Being a ranch, they have a number of horses, and involvement with the horses is an important part of the student’s experience, both for recreation and equine therapy. As the students heal, their equine therapy is an important part of their experience. They also have an extensive arts program, which is used as part of their therapy. While I was there, there were a number of self- portraits of several of the students on the wall. The quality was good, and it was very interesting to me that most of the self- portraits had the appearance of being older than teens, which I assumed reflected the difficulty of their short lives made them feel older than their chronological years would suggest.

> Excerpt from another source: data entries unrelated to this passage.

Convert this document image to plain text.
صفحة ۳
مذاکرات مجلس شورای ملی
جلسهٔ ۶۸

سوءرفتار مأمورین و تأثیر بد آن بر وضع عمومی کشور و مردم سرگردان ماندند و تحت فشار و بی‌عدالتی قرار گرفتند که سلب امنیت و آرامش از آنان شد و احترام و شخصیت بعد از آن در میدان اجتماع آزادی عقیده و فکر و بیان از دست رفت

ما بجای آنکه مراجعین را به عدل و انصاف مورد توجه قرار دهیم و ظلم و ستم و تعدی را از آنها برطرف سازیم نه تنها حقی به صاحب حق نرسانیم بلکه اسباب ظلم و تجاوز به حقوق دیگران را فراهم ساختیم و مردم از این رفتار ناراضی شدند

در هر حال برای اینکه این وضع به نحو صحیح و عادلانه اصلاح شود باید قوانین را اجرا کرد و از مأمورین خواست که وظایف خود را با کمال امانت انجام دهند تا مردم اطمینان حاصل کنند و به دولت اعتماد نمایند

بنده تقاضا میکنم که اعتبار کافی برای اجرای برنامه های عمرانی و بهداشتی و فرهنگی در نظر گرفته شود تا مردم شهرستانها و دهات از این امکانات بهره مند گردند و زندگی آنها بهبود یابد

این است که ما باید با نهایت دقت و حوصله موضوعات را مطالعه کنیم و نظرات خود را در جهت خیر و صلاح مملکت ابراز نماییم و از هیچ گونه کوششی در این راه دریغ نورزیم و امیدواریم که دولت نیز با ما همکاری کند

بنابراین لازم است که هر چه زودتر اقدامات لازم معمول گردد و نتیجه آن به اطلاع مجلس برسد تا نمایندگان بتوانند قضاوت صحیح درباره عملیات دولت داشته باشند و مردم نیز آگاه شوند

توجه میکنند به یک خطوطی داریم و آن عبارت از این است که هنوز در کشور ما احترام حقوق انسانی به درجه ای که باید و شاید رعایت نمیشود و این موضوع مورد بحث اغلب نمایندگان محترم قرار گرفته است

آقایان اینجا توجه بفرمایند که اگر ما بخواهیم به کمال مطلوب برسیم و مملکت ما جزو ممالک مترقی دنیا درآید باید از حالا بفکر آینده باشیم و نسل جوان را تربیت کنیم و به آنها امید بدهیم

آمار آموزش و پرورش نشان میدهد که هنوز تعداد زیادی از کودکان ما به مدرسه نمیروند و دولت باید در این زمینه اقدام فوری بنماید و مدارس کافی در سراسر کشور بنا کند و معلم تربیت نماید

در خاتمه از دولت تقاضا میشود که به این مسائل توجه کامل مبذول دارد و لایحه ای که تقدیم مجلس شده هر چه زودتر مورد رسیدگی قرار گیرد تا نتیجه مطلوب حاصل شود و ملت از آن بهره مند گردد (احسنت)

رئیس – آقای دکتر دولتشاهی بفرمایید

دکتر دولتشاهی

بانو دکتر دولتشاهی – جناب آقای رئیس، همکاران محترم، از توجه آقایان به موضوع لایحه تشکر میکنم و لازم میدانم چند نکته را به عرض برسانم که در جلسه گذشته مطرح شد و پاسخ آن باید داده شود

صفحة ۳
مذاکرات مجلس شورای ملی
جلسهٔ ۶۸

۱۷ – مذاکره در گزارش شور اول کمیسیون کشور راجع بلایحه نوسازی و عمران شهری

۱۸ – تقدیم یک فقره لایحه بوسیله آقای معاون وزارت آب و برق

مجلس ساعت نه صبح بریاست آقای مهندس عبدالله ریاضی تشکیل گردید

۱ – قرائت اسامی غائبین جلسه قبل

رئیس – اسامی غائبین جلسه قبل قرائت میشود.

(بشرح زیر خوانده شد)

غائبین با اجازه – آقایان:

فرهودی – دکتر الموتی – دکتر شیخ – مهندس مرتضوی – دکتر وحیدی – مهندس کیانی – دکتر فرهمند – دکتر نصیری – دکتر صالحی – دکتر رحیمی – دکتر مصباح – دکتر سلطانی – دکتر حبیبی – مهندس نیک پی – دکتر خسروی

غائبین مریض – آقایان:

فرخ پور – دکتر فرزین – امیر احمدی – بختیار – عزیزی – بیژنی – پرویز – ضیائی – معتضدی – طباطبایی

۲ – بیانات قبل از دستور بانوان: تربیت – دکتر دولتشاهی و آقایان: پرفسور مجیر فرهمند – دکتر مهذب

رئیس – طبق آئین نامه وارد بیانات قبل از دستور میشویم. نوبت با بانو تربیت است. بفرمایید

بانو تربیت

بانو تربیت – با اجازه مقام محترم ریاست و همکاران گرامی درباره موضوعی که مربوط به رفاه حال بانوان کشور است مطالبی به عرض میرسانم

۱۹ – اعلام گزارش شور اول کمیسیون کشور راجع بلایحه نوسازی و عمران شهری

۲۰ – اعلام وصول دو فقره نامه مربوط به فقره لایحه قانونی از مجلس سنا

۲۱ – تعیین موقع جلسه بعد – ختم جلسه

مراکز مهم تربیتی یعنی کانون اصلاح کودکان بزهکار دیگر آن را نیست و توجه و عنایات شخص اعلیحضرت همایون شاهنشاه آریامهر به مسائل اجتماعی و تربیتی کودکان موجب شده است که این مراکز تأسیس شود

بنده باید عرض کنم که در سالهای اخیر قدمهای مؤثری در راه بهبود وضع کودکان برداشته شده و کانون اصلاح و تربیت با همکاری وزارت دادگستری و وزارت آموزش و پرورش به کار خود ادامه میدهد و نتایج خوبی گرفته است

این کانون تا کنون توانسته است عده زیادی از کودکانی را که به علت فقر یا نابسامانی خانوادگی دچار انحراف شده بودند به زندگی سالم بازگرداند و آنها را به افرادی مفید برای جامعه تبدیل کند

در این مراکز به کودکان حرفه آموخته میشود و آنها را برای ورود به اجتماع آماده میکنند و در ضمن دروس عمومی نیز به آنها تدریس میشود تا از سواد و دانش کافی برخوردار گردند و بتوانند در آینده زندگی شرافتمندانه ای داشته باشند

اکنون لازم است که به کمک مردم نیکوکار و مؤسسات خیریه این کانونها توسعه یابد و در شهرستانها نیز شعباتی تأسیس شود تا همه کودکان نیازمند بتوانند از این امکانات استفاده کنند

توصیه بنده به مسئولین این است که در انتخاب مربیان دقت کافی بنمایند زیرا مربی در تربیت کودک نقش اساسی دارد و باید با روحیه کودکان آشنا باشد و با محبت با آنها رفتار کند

For recreation, each dorm goes down separately to the Little Dipper, which is an old fashioned soda fountain. There the students can enjoy soft drinks, music, haircuts and have some healthy and relatively structured time to briefly “hang out.” While I was there, they had just completed a haunted house for Halloween in the adjoining building. The students went through one or two at a time with a staff member, and all the haunted house acts were manned by staff, who I think were the ones enjoying it the most. They of course used this experience as a hook into working with any issues of death and dying that came up for any of the students.

It is impossible to overstate the importance of their approach to Positive Peer Culture (PPC). Working with Vorath’s PPC Center, they are able to take advantage of the body of research and experience his Center has developed over the last couple of decades. Their PPC is not clinical as such, but provides a solid foundation on which to carry out individual therapy with the students.

Not only does a PPC approach lend itself well to virtually all disorders you would expect to see in a typical treatment center, but they claim it allows them to very successfully treat more specialized and difficult to treat diagnoses such as Reactive Attachment Disorders, and Borderline or other character pathology, such as narcissistic or antisocial personalities. They also claim the PPC model is especially effective with Conduct Disordered adolescents.

For example, many treatment centers will not enroll an adolescent with a Reactive Attachment Disorder (RAD), partly because although most adolescents in treatment centers have relationship or attachment problems, when it gets to the stage of RAD, the appropriate therapeutic interventions at times become almost the mirror-image or opposite of the needs of adolescents with less intense psychiatric issues. For example, isolation or seclusion interventions that are commonly imposed by treatment centers as a response to intense acting out or aggression, may by welcomed by the RAD adolescent and thus ineffective as a consequence. This response reversal makes most treatment centers inappropriate for the RAD student.

Because Rancho Valmora is divided into smaller, somewhat autonomous units with a heavy emphasis on PPC, the program can meet the needs of students with diverse and difficult diagnoses. The PPC approach helps the child learn how to attach with his/her peers, while also allowing the normal adolescent separation process in the interactions with the adults. I am familiar with the history of one student who has a diagnosis of RAD, who has been making steady breakthroughs in the few months she has been in the program.

Rancho Valmora seems to have the building blocks in place to be a very effective program for private pay clients, especially for those hard to place students with serious character pathology.